Grünes Licht für die dritte Startbahn ohne Wenn und Aber, keine Möglichkeit, die nächsthöhere Instanz anzurufen. Für die Betroffenen ist das der Super-GAU. Nicht um ein Grashalm kommt das Gericht den Klägern entgegen. Der Planfeststellungsbeschluss sei völlig in Ordnung, an der Bedarfsprogose für die dritte Startbahn gäbe es nichts auszusetzen, so Erwin Allesch.

Die Betroffenen schmettern aus voller Brust: „Gott mit Dir, du Land der Bayern, Heimaterde, Vaterland!“ Sichtlich gereizt hört sich der Richter sämtliche Strophen der Bayernhymne an.
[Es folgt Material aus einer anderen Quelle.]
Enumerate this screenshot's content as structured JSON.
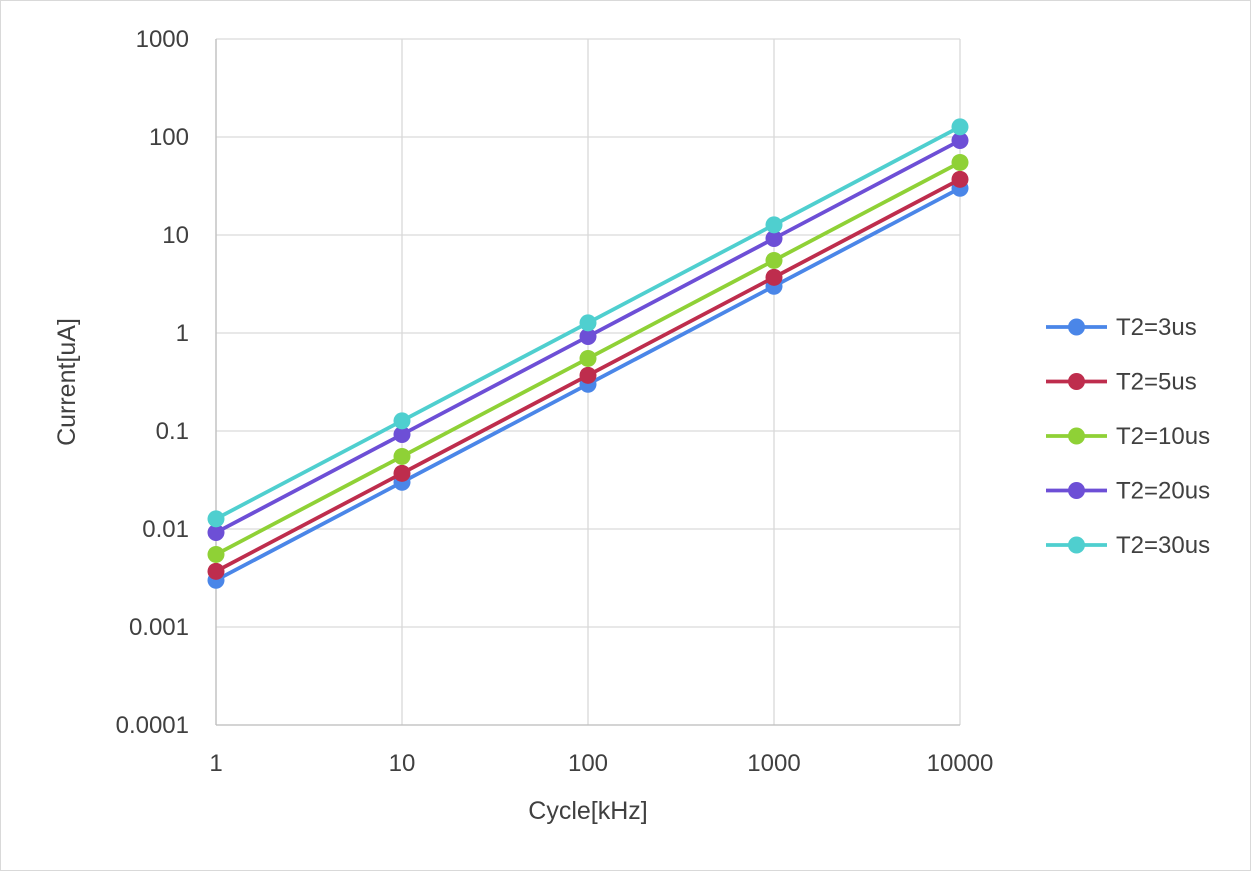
{
  "chart_data": {
    "type": "line",
    "title": "",
    "xlabel": "Cycle[kHz]",
    "ylabel": "Current[uA]",
    "xscale": "log",
    "yscale": "log",
    "xlim": [
      1,
      10000
    ],
    "ylim": [
      0.0001,
      1000
    ],
    "x": [
      1,
      10,
      100,
      1000,
      10000
    ],
    "x_tick_labels": [
      "1",
      "10",
      "100",
      "1000",
      "10000"
    ],
    "y_ticks": [
      0.0001,
      0.001,
      0.01,
      0.1,
      1,
      10,
      100,
      1000
    ],
    "y_tick_labels": [
      "0.0001",
      "0.001",
      "0.01",
      "0.1",
      "1",
      "10",
      "100",
      "1000"
    ],
    "grid": true,
    "legend_position": "right",
    "series": [
      {
        "name": "T2=3us",
        "color": "#4a86e8",
        "values": [
          0.003,
          0.03,
          0.3,
          3,
          30
        ]
      },
      {
        "name": "T2=5us",
        "color": "#be2d4d",
        "values": [
          0.0037,
          0.037,
          0.37,
          3.7,
          37
        ]
      },
      {
        "name": "T2=10us",
        "color": "#8fd136",
        "values": [
          0.0055,
          0.055,
          0.55,
          5.5,
          55
        ]
      },
      {
        "name": "T2=20us",
        "color": "#6d4fd6",
        "values": [
          0.0092,
          0.092,
          0.92,
          9.2,
          92
        ]
      },
      {
        "name": "T2=30us",
        "color": "#4fcfcf",
        "values": [
          0.0127,
          0.127,
          1.27,
          12.7,
          127
        ]
      }
    ]
  }
}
Etwa 70 uniformierte Polizisten drängen durch einen Seiteneingang in den überfüllten Saal. Nach dem Lied verlassen viele freiwillig den Raum, manche aber weigern sich. „Dann tragen’s mi halt raus“, protestiert ein älterer Mann. Er darf bleiben. Andere gehen nur unter Protest raus und rufen: „Wir sind das Volk!“

Als wieder etwas Ruhe einkehrt, fasst sich Allesch mit seiner Begründung kurz: „Der Senat vermag keine Verstöße gegen europäisches Naturschutzrecht erkennen.“ Draußen auf der Infanteriestraße wird unterdessen demonstriert. Flughafen-Chef Michael Kerkloh ergreift das Mikrofon, doch er geht im Pfeifkonzert unter.

Eberhard Unfried

Was bedeutet dieses Urteil?

Dagegen protestierten am Mittwoch aufgebrachte Anwohner im Gerichtsaal

Der Bayerische Verwaltungsgerichtshof (VGH) hat am Mittwoch alle Klagen abgewiesen – rein rechtlich darf die dritte Startbahn also gebaut werden. Nur: Welche Kraft hat das Urteil eigentlich? Zwar hat das Gericht den Planfeststellungsbeschluss bestätigt. Erst wenn alle Gesellschafter (Freistaat, Bund und Landeshauptstadt) zustimmen, darf der Flughafen den Bau aber in Auftrag geben. Und: Im Bürgerentscheid 2012 hatten mehr als die Hälfte der Münchner gegen das 1,3 Milliarden schwere Projekt gestimmt. OB Christian Ude (SPD) betonte erneut, „dass der Bürgerwille selbstverständlich ohne Wenn und Aber umgesetzt wird. Die Vertreter der Stadt haben sich deshalb in den Gremien des Flughafens klar gegen den Bau einer 3. Startbahn ausgesprochen.“ OB-Kandidat Dieter Reiter stimmt zu: „Mit mir wird es ohne neuen Bürgerentscheid keine dritte Startbahn geben.“ Sabine Nallinger (Grüne) schließt den Bau per se aus. Josef Schmid (CSU) steht der 3. Startbahn „aufgeschlossen gegenüber“, sieht das Votum des Bürgerentscheids aber als „bindend“ – über die rechtliche Einjahresfrist hinaus.

Michael Kerkloh, Chef der Flughafengesellschaft, wertet das Urteil als „wichtiges Signal für die weitere Entwicklung des Flughafens“- Mit der Region und den Betroffenen will er bei der Ausbauplanung „im Dialog bleiben“. Der Bund Naturschutz sieht das Urteil dagegen als „absurd und realitätsfremd“. Es sei der „Freibrief für Naturzerstörung in Bayern“, sagt Hubert Weiger, der deshalb Beschwerde einlegen will.